Tablet Interfaces and Intuition

I've been using FBReaderJ to read .epub files on my tablet recently, and I discovered a nitfty feature: you can adjust the screen's brightness by dragging your finger up or down the left side of the screen. Immediately this felt like discovering a new keybinding or a new function in emacs that I'd been wishing for a while time. Why, I thought, aren't there more tricks like this?

The iPhone (and the iPad by extension) as well as Android make two major advances over previous iterations of mobile technology. First, they're robust enough to run "real" programs written in conventional programming environment. Better development tools make for better applications and more eager developers (which also makes for better applications.) Second, the interfaces are designed to be used with fingers rather than stylus (thanks to capacitive touch screens) and the design aesthetic generally reflects minimalist values and simplicity. The mobile applications of today's app stores would not work if they were visually complex and had multi-tiered menus, and hard to activate buttons.

The tension between these two features in these platforms makes it difficult to slip nifty features into applications. Furthermore, th economy of application market places does not create incentives for developers to build tools with enduring functionality. The .epub reader I mentioned above is actually free software. [1] I write a couple of posts a while back on innovation (one and two) that address the relationship between free software and technological development but that's beside the point.

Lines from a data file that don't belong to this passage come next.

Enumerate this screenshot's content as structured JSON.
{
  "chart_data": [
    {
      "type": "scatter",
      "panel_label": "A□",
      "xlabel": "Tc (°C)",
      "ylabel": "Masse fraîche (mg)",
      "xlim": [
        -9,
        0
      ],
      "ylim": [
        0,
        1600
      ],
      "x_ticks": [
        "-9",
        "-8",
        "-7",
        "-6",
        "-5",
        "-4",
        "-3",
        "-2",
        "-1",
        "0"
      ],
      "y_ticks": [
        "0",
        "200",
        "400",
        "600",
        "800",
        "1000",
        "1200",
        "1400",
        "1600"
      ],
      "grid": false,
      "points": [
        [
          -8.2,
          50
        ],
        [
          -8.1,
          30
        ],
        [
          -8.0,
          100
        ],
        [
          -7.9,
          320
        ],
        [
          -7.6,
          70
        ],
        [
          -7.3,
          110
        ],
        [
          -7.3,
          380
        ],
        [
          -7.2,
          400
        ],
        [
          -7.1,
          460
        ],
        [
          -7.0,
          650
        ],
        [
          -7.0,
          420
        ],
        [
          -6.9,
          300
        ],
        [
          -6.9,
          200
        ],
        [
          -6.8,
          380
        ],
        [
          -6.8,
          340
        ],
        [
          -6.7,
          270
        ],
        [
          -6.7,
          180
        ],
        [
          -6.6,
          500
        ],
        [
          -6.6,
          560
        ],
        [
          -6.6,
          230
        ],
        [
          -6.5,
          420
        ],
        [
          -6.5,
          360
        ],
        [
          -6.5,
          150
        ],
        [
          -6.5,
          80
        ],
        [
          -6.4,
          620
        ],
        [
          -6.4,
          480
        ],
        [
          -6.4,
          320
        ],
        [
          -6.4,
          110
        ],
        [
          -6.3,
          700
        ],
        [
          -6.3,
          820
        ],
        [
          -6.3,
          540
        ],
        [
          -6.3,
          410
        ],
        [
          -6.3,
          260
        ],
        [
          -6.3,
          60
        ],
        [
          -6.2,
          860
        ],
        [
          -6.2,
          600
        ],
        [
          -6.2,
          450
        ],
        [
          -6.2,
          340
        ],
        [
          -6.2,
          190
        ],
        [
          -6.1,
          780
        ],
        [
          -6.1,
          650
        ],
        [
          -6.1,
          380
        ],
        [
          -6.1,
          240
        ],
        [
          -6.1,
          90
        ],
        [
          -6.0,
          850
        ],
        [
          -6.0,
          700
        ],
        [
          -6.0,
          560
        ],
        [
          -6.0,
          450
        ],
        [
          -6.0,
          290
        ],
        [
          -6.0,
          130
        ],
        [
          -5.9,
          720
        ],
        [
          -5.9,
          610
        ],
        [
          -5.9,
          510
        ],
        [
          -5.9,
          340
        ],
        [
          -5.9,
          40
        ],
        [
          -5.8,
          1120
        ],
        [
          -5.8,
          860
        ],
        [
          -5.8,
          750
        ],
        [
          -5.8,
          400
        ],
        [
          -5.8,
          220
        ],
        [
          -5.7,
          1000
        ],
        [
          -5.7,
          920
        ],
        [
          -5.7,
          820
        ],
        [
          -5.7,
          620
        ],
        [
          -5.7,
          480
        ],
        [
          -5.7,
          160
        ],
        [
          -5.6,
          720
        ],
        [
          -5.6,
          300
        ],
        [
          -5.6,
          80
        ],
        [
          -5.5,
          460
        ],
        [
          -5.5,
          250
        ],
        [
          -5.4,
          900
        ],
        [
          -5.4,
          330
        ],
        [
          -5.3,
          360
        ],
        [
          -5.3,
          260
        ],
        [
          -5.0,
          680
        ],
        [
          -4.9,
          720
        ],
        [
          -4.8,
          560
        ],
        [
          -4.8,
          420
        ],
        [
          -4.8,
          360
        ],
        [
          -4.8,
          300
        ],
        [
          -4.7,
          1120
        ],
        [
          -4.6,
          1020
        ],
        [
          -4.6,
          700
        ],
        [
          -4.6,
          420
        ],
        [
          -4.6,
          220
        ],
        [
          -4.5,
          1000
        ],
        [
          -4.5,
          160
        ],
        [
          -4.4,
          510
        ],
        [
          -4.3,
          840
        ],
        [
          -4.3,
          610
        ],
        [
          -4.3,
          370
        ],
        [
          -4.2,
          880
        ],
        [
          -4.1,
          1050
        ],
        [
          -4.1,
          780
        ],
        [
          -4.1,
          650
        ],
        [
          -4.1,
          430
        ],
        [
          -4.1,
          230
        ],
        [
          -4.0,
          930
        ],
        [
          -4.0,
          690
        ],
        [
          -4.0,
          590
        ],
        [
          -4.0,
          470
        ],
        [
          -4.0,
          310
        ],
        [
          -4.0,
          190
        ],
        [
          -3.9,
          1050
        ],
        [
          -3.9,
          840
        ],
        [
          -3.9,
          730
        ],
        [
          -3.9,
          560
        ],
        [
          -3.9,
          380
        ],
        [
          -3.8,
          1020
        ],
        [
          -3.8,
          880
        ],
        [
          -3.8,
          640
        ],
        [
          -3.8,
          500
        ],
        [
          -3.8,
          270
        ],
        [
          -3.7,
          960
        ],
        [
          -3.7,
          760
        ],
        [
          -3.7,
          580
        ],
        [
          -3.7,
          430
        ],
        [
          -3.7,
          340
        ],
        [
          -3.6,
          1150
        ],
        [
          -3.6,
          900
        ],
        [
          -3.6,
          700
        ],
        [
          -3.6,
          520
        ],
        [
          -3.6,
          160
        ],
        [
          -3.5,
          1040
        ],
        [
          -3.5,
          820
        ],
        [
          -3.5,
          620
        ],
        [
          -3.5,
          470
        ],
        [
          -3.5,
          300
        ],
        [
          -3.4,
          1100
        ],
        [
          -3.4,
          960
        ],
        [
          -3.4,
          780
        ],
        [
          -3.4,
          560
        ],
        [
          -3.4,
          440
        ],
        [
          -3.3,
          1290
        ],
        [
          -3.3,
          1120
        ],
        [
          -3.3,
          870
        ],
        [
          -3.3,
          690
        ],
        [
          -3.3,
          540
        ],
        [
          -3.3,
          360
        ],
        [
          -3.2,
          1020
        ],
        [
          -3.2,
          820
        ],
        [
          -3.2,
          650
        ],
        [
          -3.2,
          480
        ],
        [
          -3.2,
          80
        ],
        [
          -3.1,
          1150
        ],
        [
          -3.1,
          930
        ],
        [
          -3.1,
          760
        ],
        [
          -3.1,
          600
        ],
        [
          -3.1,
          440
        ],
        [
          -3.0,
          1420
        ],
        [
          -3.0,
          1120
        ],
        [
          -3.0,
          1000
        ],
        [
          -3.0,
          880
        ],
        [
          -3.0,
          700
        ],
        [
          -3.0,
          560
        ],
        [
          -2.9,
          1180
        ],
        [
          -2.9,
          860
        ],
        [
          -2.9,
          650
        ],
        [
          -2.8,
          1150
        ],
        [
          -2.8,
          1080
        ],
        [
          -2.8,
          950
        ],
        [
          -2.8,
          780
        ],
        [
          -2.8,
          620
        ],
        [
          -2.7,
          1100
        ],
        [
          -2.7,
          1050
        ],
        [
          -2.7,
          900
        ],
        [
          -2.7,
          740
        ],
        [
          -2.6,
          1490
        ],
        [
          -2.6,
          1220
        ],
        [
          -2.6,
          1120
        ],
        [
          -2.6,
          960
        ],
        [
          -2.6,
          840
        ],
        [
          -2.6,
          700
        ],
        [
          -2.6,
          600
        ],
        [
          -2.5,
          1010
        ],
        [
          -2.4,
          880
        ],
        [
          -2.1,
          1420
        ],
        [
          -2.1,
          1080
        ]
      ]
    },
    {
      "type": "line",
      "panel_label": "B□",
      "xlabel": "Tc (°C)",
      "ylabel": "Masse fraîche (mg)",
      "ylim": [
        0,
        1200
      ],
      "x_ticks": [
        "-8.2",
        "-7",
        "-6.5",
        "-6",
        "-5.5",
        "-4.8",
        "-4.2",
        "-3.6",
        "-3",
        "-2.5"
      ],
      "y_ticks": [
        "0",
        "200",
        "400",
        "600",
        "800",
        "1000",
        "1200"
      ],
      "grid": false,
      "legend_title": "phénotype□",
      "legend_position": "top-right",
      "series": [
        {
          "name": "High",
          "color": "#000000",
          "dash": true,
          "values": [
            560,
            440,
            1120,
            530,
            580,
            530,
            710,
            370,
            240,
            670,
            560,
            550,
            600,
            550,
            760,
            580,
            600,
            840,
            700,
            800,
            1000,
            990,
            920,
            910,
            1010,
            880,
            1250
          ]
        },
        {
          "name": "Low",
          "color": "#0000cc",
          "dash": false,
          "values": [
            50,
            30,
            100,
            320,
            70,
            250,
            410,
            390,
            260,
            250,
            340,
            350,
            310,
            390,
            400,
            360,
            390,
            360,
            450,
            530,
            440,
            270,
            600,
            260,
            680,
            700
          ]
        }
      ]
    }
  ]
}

Given this, there are two major directions that I see tablet interfaces moving toward:

1. Tablet interfaces will slowly begin to acquire a more complete gestural shorthand and cross-app vocabulary that will allow us to become more effective users of this technology. Things like Sywpe are part of this, but I think there are more.

2. There will be general purpose systems for tablets that partially or wholly expect a keyboard, and then some sort of key-command system will emerge. This follows from my thoughts in the "Is Android the Future of Linux?" post.

I fully expect that both lines of development can expand in parallel.

[1]I also found the base configuration of FBReader (for the tablet, at least) to be horrible, but with some tweaking, it's a great app.

Interfaces in Enterprise Software

This post is a continuation of my human solution to IT and IT policy issues series. This post discusses a couple of ideas about "enterprise" software, and its importance the kind of overall analysis of technology that this posts (and others on this site) engage in. In many ways this is a different angle on some of the same questions addressed in my "Caring about Java" post: boring technologies are important, if not outright interesting.

There are two likely truths about software that make sense upon reflection, but are a bit weird when you think about it:

  1. The majority of software is used by a small minority of users. This includes software that's written for and used by other software developers, infrastructure, and the applications which are written for "internal use." This includes various database, CRM, administrative tools, and other portals and tools that enterprise uses.
  2. Beautiful and intuitive interfaces are only worth constructing if your software has a large prospective userbase or if you're writing software where a couple of competing products share a set of common features. Otherwise there's no real point to designing a really swanky user interface.

I'm pretty sure that these theories hold up pretty well, and are reasonably logical. The following conclusions are, I think, particularly interesting:

  • People, even non-technical users, adjust to really horrible user interfaces that are non-intuitive all the time.

  • We think that graphical user interfaces are required for technological intelligibility, while the people who design software use GUIs as minimally as possible, and for the vast majority of software the user interface is the weakest point.

    The obvious questions then, is: why don't we trust non-technical users with command lines? Thoughts?